Trois cadres de Lafarge mis en examen pour
Source : Lesinfos.ma
01/12/2017 18:25

Trois responsables du groupe Lafarge viennent d’être mis en examen notamment pour « financement d’une entreprise terroriste ». L'enquête en cours vise entre autres à définir la responsabilité du groupe.

Lafarge, le leader français du matériel de construction, est dans une position pour le moins délicate. Trois cadres de l’entreprise française ont été mis en examen pour "financement d'une entreprise terroriste", vendredi 1er décembre. Il s'agit de Frédéric Jolibois, directeur de l’usine syrienne du groupe à partir de 2014, Bruno Pescheux, son prédécesseur entre 2008 et 2014, et Jean-Claude Veillard, directeur central de la sécurité au siège de Lafarge.

La justice leur reproche entre autres d’avoir versé des fonds aux factions militaires de Daech ayant contrôlé la zone où est implantée la cimenterie dans le nord de la Syrie.

« Mise en danger de la vie d’autrui »

Créée en 2008, en période de paix, la cimenterie avait maintenu ses activités, espérant ainsi pouvoir participer à la reconstruction du pays une fois la guerre terminée. Les dirigeants de Lafarge avaient dénoncé une «économie de racket» dont ils auraient été victimes. Il s’agissait de verser environ 100 000 dollars par mois – dont «seulement» 20 000 pour Daech, selon eux – pour garantir le maintien de la cimenterie. Des faits qui ont poussé l’ONG française Sherpa de défense des victimes de crimes économiques à déposer plainte, mardi 15 novembre dernier, auprès du doyen des juges d’instruction de Paris pour « financement du terrorisme », « complicité de crimes contre l’humanité », « complicité de crimes de guerre », « mise en danger de la vie d’autrui » et d’autres infractions connexes. La plainte a été déposée conjointement avec le Centre européen pour les droits constitutionnels et les droits de l’homme de Berlin. Une plainte complémentaire a été introduite par le ministère français de l’Economie et des finances. Mais, celle-ci ne concerne que la violation de l’embargo économique sur la Syrie décrété en 2012.

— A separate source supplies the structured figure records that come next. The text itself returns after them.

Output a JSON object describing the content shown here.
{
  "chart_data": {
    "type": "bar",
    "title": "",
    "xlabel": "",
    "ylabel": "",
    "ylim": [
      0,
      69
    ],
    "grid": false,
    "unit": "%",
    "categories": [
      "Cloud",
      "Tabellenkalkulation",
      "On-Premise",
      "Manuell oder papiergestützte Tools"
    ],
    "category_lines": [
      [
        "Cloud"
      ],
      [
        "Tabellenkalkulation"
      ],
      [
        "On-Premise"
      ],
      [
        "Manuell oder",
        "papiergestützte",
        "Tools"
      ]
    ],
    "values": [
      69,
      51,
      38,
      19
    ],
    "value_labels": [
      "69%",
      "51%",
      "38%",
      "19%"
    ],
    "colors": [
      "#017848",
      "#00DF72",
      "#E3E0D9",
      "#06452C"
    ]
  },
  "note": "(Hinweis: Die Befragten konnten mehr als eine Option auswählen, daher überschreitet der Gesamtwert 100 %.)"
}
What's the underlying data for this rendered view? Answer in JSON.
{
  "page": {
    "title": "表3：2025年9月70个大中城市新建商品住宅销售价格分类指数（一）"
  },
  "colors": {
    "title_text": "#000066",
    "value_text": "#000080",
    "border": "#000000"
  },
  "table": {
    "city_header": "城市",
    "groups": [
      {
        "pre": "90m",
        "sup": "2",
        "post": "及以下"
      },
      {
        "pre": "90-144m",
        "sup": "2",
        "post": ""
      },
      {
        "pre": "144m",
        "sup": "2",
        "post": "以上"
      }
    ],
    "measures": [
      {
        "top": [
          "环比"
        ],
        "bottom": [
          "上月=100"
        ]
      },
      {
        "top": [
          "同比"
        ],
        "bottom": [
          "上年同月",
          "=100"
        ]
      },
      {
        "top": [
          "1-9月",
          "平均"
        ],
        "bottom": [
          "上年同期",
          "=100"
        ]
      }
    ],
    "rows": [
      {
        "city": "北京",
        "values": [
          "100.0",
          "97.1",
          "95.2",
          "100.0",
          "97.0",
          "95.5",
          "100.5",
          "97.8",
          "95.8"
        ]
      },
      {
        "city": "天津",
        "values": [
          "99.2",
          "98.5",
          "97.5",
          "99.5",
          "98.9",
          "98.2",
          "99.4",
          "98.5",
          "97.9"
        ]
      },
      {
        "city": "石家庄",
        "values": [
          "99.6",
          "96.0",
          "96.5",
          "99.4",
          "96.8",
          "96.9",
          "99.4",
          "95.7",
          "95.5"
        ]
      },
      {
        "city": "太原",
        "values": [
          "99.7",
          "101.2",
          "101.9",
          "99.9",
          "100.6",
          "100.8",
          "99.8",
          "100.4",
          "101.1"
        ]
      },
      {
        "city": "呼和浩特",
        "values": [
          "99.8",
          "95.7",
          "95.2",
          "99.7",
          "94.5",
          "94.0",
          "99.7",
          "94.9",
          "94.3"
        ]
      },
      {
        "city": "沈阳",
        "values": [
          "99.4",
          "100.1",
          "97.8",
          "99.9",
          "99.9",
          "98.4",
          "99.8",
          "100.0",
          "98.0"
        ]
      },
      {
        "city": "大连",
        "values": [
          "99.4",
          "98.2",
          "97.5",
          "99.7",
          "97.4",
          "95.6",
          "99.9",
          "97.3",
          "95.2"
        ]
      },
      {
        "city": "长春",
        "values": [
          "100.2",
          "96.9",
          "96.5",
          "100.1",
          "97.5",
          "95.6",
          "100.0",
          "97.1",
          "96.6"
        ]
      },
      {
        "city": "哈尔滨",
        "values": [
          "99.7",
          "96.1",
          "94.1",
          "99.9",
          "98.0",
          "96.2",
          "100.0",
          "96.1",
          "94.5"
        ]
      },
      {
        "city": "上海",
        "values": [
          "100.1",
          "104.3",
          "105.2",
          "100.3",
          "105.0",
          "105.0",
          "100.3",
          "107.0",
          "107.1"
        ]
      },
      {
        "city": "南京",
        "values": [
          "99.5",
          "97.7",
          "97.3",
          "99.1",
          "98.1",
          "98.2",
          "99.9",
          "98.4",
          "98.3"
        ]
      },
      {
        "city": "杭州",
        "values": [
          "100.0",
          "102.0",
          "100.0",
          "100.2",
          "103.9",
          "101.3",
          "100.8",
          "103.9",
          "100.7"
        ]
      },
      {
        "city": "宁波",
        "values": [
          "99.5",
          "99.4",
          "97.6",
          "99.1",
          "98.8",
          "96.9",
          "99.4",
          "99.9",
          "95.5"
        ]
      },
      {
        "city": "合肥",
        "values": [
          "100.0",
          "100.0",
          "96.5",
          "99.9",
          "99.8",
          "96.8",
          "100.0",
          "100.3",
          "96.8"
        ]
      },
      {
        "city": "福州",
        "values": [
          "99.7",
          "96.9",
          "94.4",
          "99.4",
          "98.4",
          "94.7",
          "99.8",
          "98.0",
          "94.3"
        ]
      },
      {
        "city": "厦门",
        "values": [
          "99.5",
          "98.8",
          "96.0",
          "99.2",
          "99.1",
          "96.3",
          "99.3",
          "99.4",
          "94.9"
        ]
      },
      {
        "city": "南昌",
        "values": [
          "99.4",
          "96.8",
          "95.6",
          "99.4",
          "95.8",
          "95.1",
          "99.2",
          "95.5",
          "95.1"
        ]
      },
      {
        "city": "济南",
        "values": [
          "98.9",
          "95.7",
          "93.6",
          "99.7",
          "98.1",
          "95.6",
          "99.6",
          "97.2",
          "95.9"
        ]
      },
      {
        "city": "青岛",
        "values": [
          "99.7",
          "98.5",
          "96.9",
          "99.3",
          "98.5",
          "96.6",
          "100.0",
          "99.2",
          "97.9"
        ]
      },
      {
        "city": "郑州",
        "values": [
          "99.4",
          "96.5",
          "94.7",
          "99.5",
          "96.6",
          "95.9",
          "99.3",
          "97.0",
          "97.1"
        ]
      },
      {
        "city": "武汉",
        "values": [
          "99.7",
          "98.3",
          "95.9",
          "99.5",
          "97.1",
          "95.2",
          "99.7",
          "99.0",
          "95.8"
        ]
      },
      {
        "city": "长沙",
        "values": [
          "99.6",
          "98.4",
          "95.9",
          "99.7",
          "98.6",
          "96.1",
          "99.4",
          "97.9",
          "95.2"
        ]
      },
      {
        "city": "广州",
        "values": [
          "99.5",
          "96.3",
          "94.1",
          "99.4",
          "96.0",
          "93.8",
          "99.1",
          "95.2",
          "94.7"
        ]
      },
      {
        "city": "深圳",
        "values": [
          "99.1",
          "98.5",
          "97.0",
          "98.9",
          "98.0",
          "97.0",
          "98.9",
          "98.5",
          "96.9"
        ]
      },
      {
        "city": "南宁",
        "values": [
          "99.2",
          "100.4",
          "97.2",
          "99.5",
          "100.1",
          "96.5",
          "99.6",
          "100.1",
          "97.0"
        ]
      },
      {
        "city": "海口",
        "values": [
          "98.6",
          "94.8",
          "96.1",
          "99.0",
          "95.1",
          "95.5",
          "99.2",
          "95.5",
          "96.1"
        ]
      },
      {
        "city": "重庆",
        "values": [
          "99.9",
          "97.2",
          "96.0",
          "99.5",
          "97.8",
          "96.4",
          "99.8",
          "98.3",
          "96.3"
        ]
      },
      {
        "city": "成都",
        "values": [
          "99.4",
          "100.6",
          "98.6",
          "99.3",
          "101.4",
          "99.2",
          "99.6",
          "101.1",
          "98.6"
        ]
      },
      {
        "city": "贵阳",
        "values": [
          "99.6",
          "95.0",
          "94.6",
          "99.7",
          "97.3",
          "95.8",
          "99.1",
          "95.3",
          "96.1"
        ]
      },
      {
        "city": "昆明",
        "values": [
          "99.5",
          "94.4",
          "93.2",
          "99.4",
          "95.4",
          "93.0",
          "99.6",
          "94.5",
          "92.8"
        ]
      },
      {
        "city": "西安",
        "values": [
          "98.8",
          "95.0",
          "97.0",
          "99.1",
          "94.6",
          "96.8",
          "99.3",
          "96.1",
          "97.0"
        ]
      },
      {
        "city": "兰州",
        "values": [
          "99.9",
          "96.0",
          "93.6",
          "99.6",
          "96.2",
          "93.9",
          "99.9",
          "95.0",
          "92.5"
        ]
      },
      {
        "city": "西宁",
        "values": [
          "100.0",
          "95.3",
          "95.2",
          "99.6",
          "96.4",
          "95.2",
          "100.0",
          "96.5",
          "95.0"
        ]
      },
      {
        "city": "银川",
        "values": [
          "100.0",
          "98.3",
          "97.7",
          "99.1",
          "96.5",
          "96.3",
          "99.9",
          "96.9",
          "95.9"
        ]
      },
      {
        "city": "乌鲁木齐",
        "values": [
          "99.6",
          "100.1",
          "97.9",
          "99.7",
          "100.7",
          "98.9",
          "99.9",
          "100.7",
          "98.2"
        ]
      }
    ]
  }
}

Lafarge s’était maintenue, au risque de mettre en péril ses employés Syriens. Il s’agit de l’objet principal de la plainte de Sherpa. En effet, lorsque la direction française et les cadres expatriés de la cimenterie s’étaient exilés en Egypte, ils avaient laissé en première ligne des employés Syriens, dans une zone contrôlée par les troupes d’EI…

 

L’enquête en cours aura pour objectif de définir la responsabilité du siège parisien du groupe Lafarge… voire même celle du Quai d’Orsay. En effet, le ministère des Affaires étrangère français  était parfaitement au courant du maintien de la cimenterie Lafarge en Syrie, mais n’a jamais sommé le groupe de quitter le pays en guerre.